The CMA concluded that the proposed merger could have resulted in customers who use secondary ticketing platforms facing higher fees or poorer service in future.
The CMA will determine key conditions of the sale, such as the right of the purchaser to use the StubHub brand for the next 10 years. The CMA will also need to approve the purchaser of the business before any sale.
Viagogo acquired StubHub in February 2020. StubHub’s ticketing business operates in a number of territories including North America, the UK and several countries in Europe, and South America and Asia. In the UK, Viagogo and StubHub are the two main providers of secondary ticketing platforms.
A group of independent CMA panel members considered evidence from customers, competitors and other stakeholders, including consumer groups.
The evidence showed that Viagogo and StubHub compete closely against each other in the UK’s secondary ticketing market and have no significant competitors. Together, they have a combined market share of more than 90%.

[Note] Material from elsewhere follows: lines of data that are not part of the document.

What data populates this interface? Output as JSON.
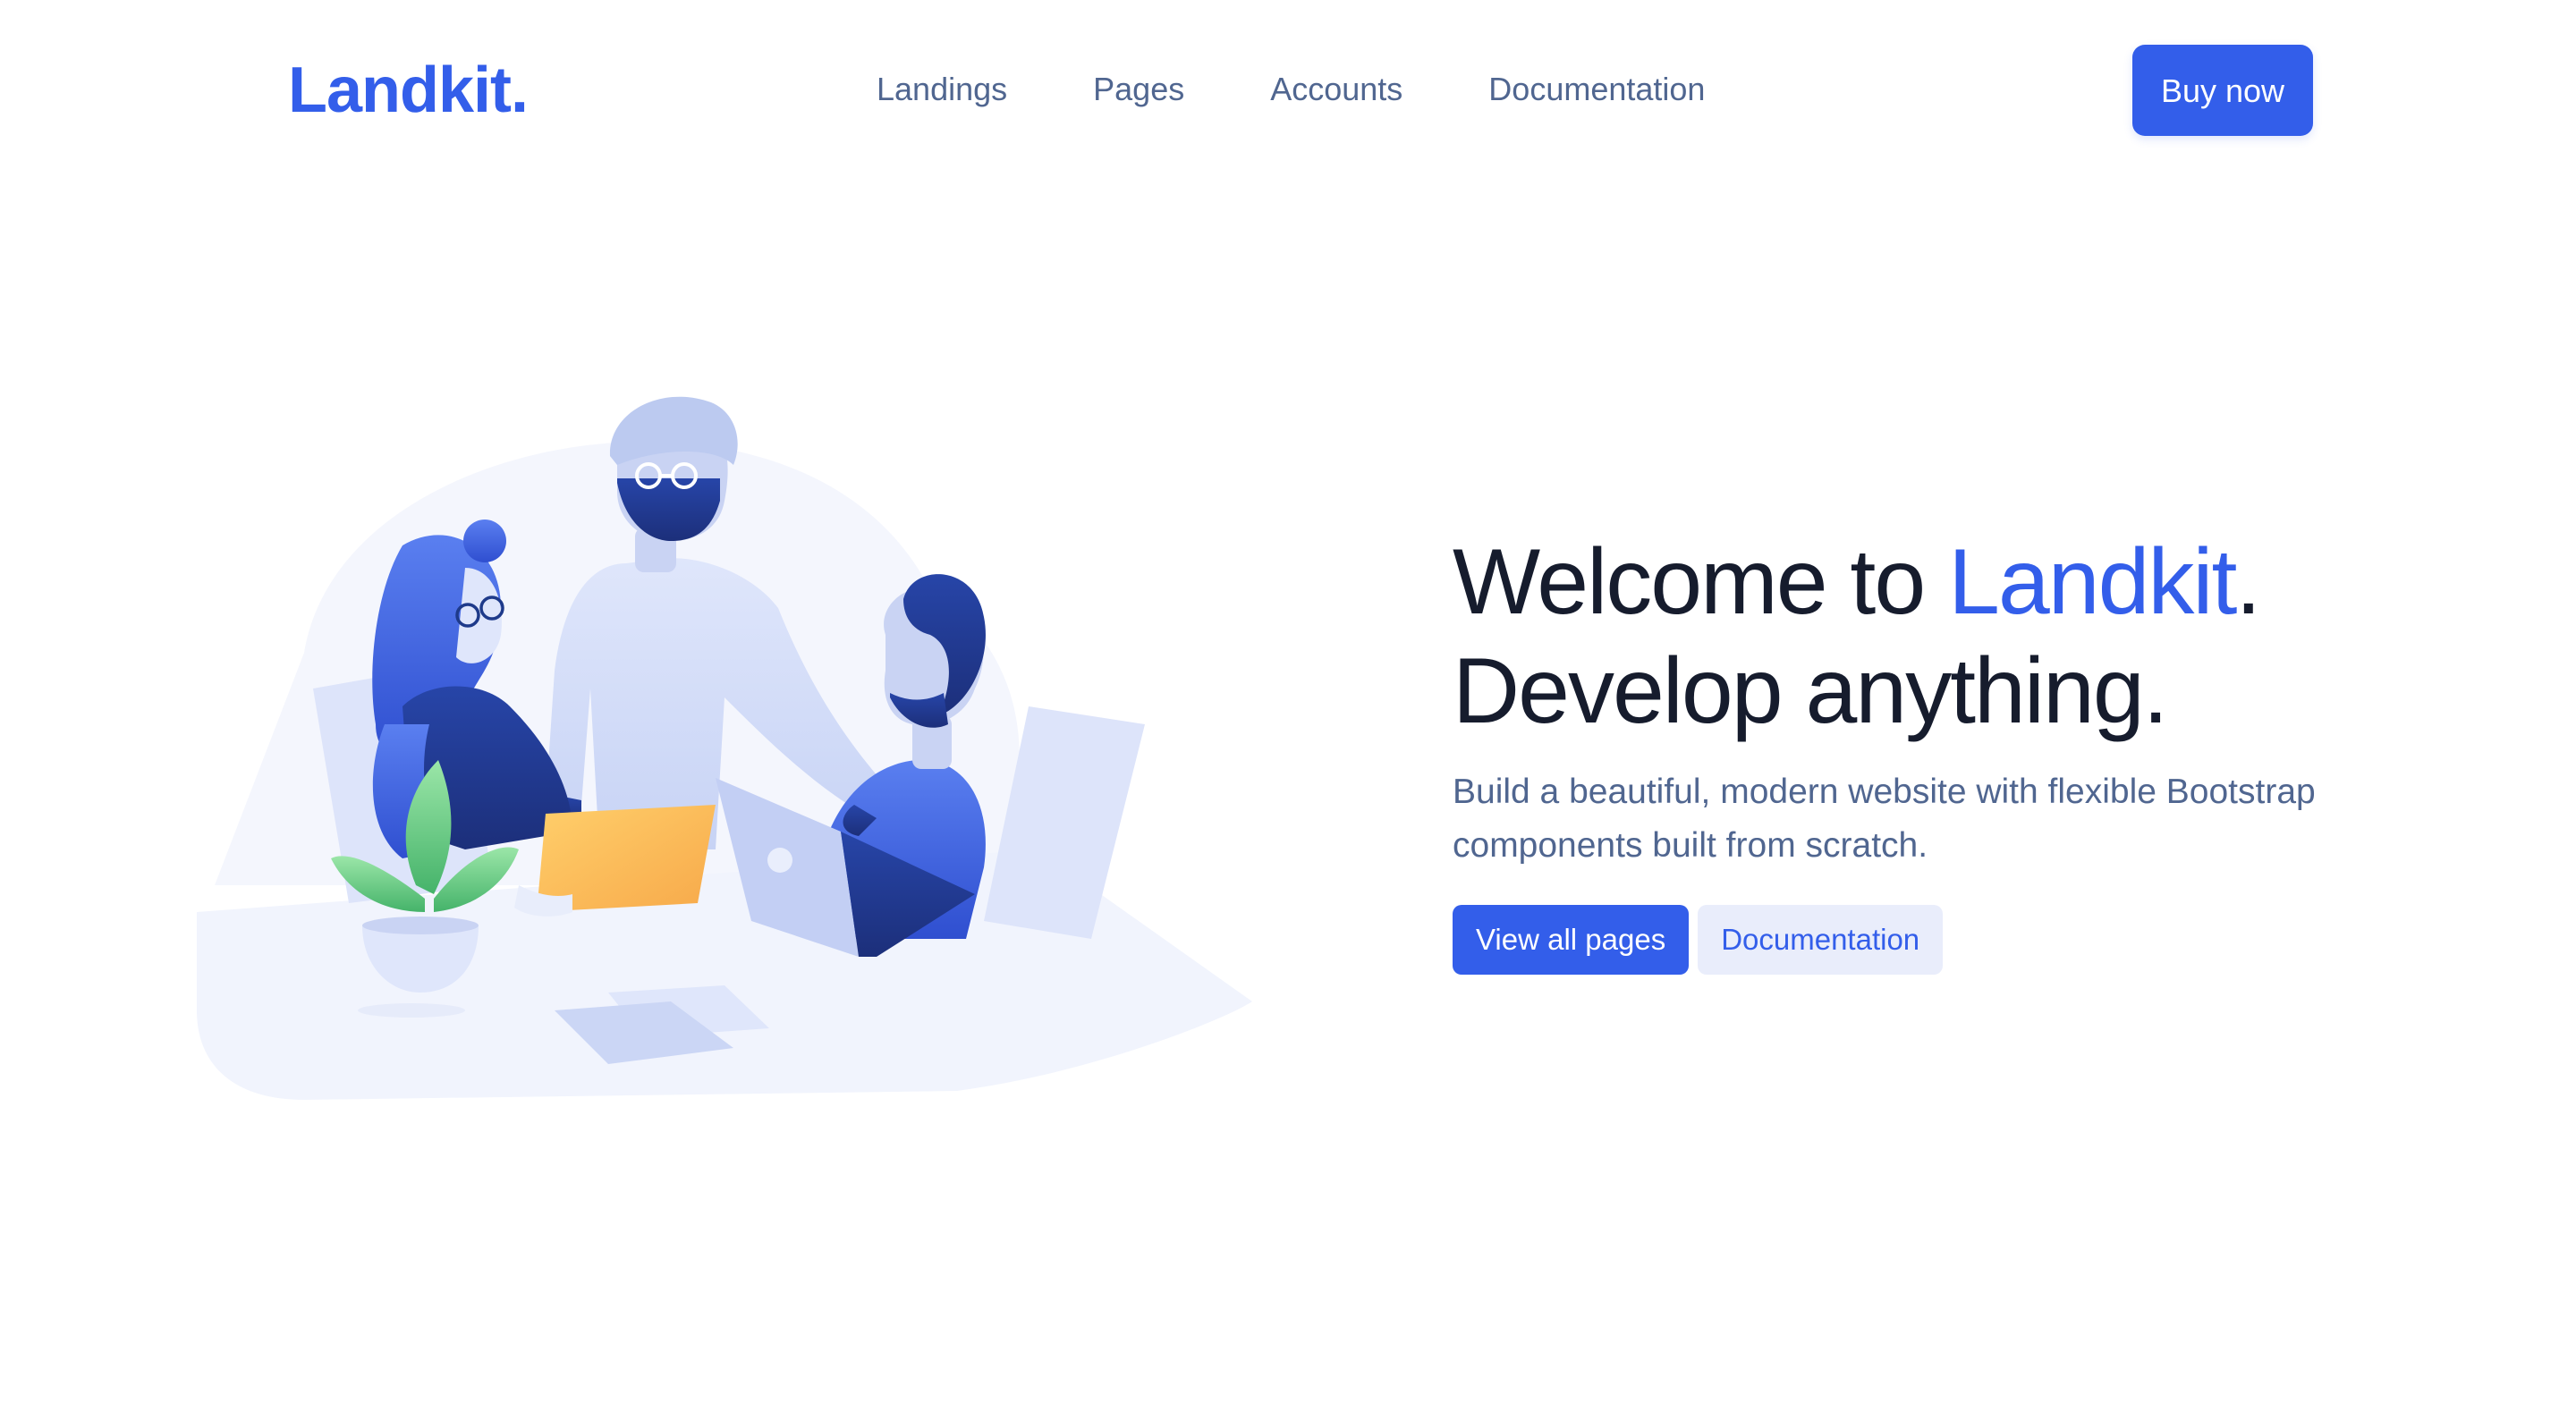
{
  "navbar": {
    "brand": "Landkit.",
    "links": [
      "Landings",
      "Pages",
      "Accounts",
      "Documentation"
    ],
    "cta_label": "Buy now"
  },
  "hero": {
    "title_prefix": "Welcome to ",
    "title_accent": "Landkit",
    "title_suffix": ".",
    "title_line2": "Develop anything.",
    "lead": "Build a beautiful, modern website with flexible Bootstrap components built from scratch.",
    "primary_button": "View all pages",
    "secondary_button": "Documentation"
  },
  "colors": {
    "primary": "#335eea",
    "heading": "#161c2d",
    "body_text": "#506690",
    "soft_button_bg": "#e9edfb"
  }
}
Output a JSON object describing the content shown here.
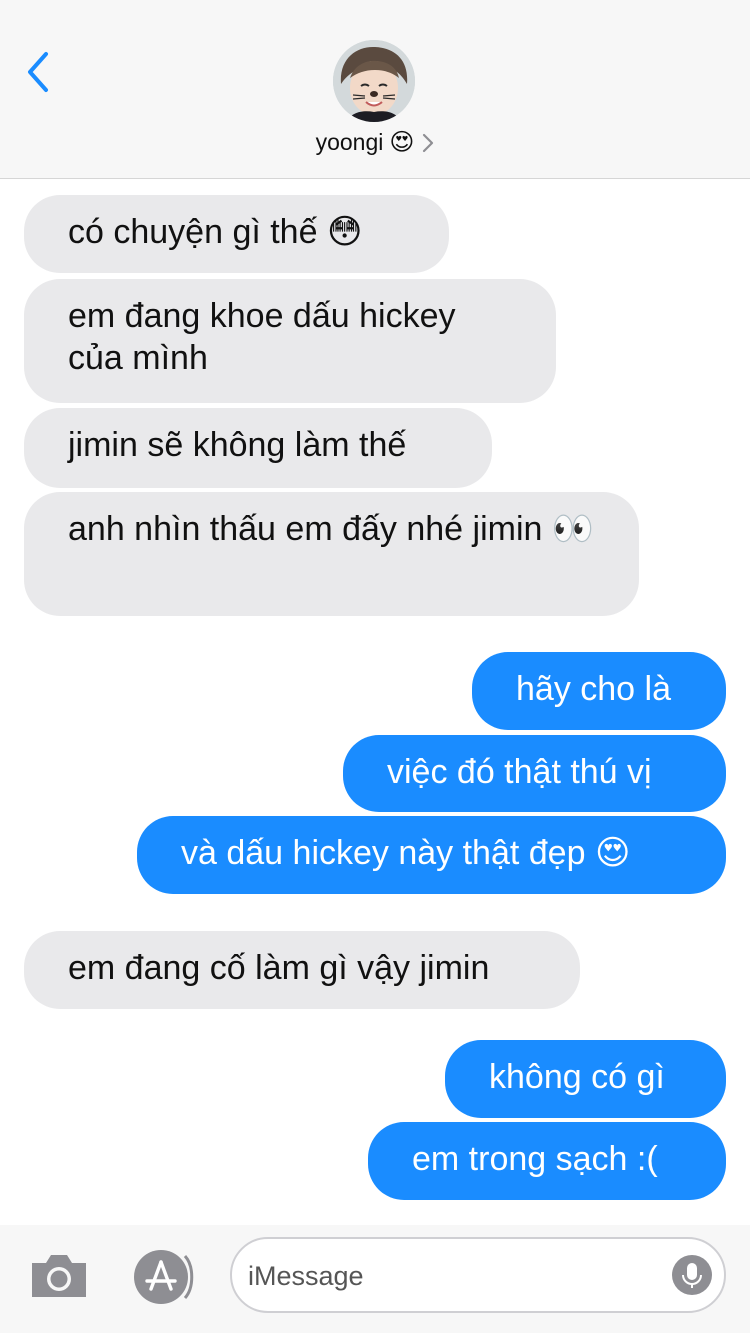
{
  "header": {
    "contact_name": "yoongi",
    "contact_emoji": "😍",
    "back_icon": "chevron-left-icon",
    "detail_icon": "chevron-right-icon"
  },
  "messages": [
    {
      "side": "incoming",
      "text": "có chuyện gì thế 😳"
    },
    {
      "side": "incoming",
      "text": "em đang khoe dấu hickey của mình"
    },
    {
      "side": "incoming",
      "text": "jimin sẽ không làm thế"
    },
    {
      "side": "incoming",
      "text": "anh nhìn thấu em đấy nhé jimin 👀"
    },
    {
      "side": "outgoing",
      "text": "hãy cho là"
    },
    {
      "side": "outgoing",
      "text": "việc đó thật thú vị"
    },
    {
      "side": "outgoing",
      "text": "và dấu hickey này thật đẹp 😍"
    },
    {
      "side": "incoming",
      "text": "em đang cố làm gì vậy jimin"
    },
    {
      "side": "outgoing",
      "text": "không có gì"
    },
    {
      "side": "outgoing",
      "text": "em trong sạch :("
    }
  ],
  "composer": {
    "placeholder": "iMessage",
    "value": "",
    "camera_icon": "camera-icon",
    "apps_icon": "app-store-icon",
    "mic_icon": "microphone-icon"
  },
  "colors": {
    "outgoing_bubble": "#1a8cff",
    "incoming_bubble": "#e9e9eb",
    "accent": "#1a8cff"
  }
}
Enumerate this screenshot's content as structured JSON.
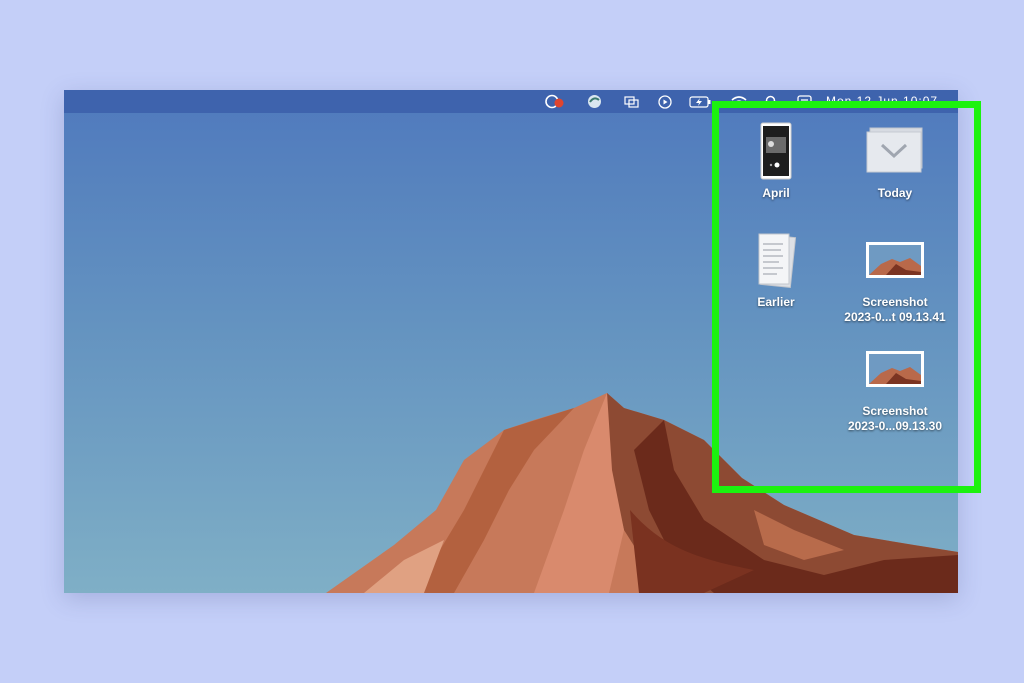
{
  "menubar": {
    "icons": [
      "screen-share-icon",
      "app-globe-icon",
      "window-icon",
      "play-icon",
      "battery-icon",
      "wifi-icon",
      "search-icon",
      "control-center-icon"
    ],
    "clock_text": "Mon 12 Jun  10:07"
  },
  "desktop": {
    "items": [
      {
        "label": "April",
        "kind": "stack",
        "icon": "phone-screenshot-icon"
      },
      {
        "label": "Today",
        "kind": "stack",
        "icon": "folder-stack-icon"
      },
      {
        "label": "Earlier",
        "kind": "stack",
        "icon": "document-stack-icon"
      },
      {
        "label_line1": "Screenshot",
        "label_line2": "2023-0...t 09.13.41",
        "kind": "file",
        "icon": "image-thumbnail-icon"
      },
      {
        "label_line1": "Screenshot",
        "label_line2": "2023-0...09.13.30",
        "kind": "file",
        "icon": "image-thumbnail-icon"
      }
    ]
  },
  "annotation": {
    "highlight_color": "#1cf20f"
  }
}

While the CMA said it has been mindful of the significant impact that the coronavirus is currently having on the live events industry, it found that Viagogo and StubHub would remain competitors as and when the live events industry recovers.
Stuart McIntosh, chair of the CMA inquiry group, said: “The CMA has focused on ensuring competition in this sector works best for UK consumers. After examining all the options, including unwinding the merger in full, the evidence shows that Viagogo selling StubHub’s international business will resolve our competition concerns, effectively and proportionately.
“Creating a fully independent StubHub international business will maintain competition in the UK and help ensure that the users of these ticketing platforms don’t face higher prices or poorer quality of service.”
While the verdict is broadly positive for campaigners against secondary ticketing, there are concerns about what a new owner would do with Viagogo as an uncapped ticket seller.
“Tackling this hugely controversial $4bn merger was always going to be tough for regulators, and we welcome the CMA’s hard work during this investigation,” said Adam Webb, of FanFair Alliance. “Going forward, the most pertinent question will be the identity of potential buyers. Practically all of StubHub's value is in the company's North American operation.
“Aside from the acquisition costs, anyone wishing to operate a successful uncapped ticket resale business in the UK would require two things: significant relationships with large-scale ticket touts to supply inventory, and deep enough pockets to outspend Viagogo on Google search advertising. That might be good for Google, and it might be good for ticket touts. But we need a conclusion that's good for UK consumers, and stops them being ripped off.”
The FanFair Alliance is backed by managers and teams for artists including Arctic Monkeys, Nick Cave, Ed Sheeran, Keane, Biffy Clyro, Mark Knopfler and Pixies.
Sam Shemtob, director, Face-value European Alliance for Ticketing, said: "We welcome the CMA's decision, for which both it and the FanFair Alliance ought to be applauded. The requirement will help protect the live sector across Europe from a concentration of market power from the world's largest uncapped secondary sites. When live events resume, reduced capacities and social distancing will likely lead to increased demand, making it more important than ever that fans can see their favourite bands at the prices intended. FEAT is working hard to make this possible, both with regulators and on developing best practice.”